Framed: 26 3/4 x 41 1/2 inches
artist
[dNASAb] has a BFA in Sculpture and Mixed Media from Florida State University, and participated in the International Summer Residency at the Experimental Television Center, Owego, NY (2006), where he worked with the “Wobulator,” Nam Jun Paik’s pioneering video synthesizer. In 2010, [dNASAb] was awarded a scholarship at Harvestworks Digital Media Arts Center, New York, and an Artist’s Residency at the Institute for Electronic Arts, Alfred University, New York. He was recently an Artist Honoree at the BRIC Contemporary Art Gala, 2010, “Brooklyn Art:Work”. [dNASAb] has exhibited widely in the past ten years, including exhibitions in New York, Moscow, Basel, Barcelona, Berlin, Seoul, Netherlands, Austria and Paris. [dNASAb] curated the show “Colliding Complexities_ Extreme feats of the New York New Aesthetic” 2012 with a corresponding Panel discussion at Pratt University. He produced a solo installation of new works at Volta, New York (March, 2011), and a solo exhibition in New York with Frederieke Taylor Gallery (2010). He presented his work in the “Art Salon” Art Basel Miami Beach 2009. His work has been published in the Washington Post, Sculpture magazine, Art Papers magazine, ART 21, and Reuters Television. [dNASAb] also maintains “Video Art Explorer” an academic resource project which is an online compendium of artworks created utilizing video as a raw material. The artist lives and works in Brooklyn, NY.

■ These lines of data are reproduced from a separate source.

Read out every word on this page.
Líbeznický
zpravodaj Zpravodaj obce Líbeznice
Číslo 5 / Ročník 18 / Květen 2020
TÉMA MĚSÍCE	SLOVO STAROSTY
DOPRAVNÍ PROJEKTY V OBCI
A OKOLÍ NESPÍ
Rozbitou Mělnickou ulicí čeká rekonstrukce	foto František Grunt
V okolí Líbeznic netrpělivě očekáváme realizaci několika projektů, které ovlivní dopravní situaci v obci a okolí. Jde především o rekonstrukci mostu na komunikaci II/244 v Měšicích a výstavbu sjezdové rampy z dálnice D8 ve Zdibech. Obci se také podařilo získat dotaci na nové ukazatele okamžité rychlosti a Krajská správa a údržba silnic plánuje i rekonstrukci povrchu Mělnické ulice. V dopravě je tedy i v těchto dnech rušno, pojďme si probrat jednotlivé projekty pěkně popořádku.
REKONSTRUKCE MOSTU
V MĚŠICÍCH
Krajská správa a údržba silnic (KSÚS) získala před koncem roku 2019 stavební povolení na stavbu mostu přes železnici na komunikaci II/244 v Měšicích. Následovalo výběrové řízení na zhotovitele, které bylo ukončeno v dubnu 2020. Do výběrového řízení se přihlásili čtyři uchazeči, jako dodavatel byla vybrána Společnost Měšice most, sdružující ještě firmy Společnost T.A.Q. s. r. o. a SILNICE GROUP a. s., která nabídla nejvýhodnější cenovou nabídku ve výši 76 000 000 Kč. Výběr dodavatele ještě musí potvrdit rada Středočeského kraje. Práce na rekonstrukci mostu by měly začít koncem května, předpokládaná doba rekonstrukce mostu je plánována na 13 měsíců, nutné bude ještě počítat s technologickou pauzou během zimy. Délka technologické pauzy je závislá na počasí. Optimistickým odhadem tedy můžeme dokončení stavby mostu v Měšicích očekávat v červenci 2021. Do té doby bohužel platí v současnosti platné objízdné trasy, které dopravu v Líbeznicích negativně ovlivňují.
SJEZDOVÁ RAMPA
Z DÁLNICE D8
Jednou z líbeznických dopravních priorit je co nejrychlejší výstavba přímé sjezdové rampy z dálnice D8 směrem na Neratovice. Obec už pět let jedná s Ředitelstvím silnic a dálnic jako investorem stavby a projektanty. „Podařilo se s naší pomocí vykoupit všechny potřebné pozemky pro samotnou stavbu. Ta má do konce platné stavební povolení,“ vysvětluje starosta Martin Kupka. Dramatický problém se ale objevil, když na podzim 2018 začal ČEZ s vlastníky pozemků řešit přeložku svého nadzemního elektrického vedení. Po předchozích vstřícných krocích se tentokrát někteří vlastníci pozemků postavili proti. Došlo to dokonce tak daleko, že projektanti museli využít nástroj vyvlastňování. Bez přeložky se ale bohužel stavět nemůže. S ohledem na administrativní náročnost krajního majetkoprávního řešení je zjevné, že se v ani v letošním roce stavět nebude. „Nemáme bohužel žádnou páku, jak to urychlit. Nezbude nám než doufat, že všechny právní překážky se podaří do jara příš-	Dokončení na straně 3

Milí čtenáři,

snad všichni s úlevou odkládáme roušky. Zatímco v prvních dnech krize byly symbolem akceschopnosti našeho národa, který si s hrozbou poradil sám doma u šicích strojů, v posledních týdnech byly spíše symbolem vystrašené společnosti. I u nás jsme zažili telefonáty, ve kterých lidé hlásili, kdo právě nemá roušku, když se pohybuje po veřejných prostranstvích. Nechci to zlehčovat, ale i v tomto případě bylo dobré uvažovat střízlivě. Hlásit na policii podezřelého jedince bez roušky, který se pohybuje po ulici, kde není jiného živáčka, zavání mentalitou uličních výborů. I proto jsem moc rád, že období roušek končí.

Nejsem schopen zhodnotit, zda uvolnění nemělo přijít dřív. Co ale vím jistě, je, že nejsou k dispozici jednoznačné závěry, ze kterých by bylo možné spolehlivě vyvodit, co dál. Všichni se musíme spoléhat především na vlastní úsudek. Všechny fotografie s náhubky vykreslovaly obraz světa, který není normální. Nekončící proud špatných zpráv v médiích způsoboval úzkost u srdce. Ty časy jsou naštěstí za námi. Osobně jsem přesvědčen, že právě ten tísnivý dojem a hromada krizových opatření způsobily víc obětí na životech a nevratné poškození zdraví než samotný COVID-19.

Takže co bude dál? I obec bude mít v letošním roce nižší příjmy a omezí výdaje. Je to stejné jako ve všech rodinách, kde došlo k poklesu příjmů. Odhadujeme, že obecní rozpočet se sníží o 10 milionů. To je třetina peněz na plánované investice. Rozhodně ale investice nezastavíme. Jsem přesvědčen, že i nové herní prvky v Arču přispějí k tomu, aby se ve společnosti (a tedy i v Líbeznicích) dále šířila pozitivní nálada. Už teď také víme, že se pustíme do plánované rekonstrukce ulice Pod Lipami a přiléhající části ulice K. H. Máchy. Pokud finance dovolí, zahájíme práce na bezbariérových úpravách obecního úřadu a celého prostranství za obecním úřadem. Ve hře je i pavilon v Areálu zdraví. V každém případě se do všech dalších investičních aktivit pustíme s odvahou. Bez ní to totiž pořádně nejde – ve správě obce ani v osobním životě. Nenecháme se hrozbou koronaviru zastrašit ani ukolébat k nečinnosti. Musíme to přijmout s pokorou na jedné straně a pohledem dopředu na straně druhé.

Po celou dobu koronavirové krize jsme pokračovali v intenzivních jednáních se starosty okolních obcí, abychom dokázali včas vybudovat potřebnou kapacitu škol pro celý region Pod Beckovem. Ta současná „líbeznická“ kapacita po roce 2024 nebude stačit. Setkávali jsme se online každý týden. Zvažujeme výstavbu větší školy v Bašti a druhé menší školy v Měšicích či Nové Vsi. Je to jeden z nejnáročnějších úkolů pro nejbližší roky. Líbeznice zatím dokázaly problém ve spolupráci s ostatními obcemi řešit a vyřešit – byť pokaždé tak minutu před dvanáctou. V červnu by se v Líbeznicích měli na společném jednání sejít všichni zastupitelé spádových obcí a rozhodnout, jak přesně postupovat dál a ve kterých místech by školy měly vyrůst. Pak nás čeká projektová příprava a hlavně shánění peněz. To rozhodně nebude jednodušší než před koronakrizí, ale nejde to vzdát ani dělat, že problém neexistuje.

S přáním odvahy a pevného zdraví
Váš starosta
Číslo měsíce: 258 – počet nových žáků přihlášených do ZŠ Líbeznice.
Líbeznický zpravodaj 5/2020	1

Bio courtesy of dnasab.net.
Description
It's a pivotal time in human creative history. We are projecting ourselves into a virtual, digital domain. We are human-projectors.
—Disney Nasa Borg
The photographs of Disney Nasa Borg from the series entitled Emergent Ecological Technologies are inspired by the surf and the energy of the ocean. These images record the “unpredictable elements of nature” that incorporate the waves of the ocean, the light, the wind, and sand as well as the “elements of man” including “consumer plastics” discarded on the beach. To produce these images Borg built “mini installations” or “temporary sculptures” created from translucent plastics, metals, mirrors and glass arranged along the shoreline in Kitty Hawk, North Carolina where fireworks are legal. Imbedded in these plastic sculptures were fiber optics driven by 9 volt batteries and explosives. Working in the challenging environment of the middle of the night as well as standing knee deep in the water with waves buffeting his trip, Borg succeeded in creating some unique and very exciting trail blazing photographic images entirely improvised in the moment with a long exposure and open shutter in his camera. The resulting photographs appear at first glance to be “computer generated”. Quite the opposite is true. The images are the byproduct of very traditional time-honored photographic techniques. However, they are products of new and innovative ways Borg and others choose to view the contemporary world in which we are living today. With one simple click of the shutter these photographs create new mysteries surrounding the “fictitious, abstract, technological, temporary spaces” Borg creates in this ever changing fast moving contemporary world of ours.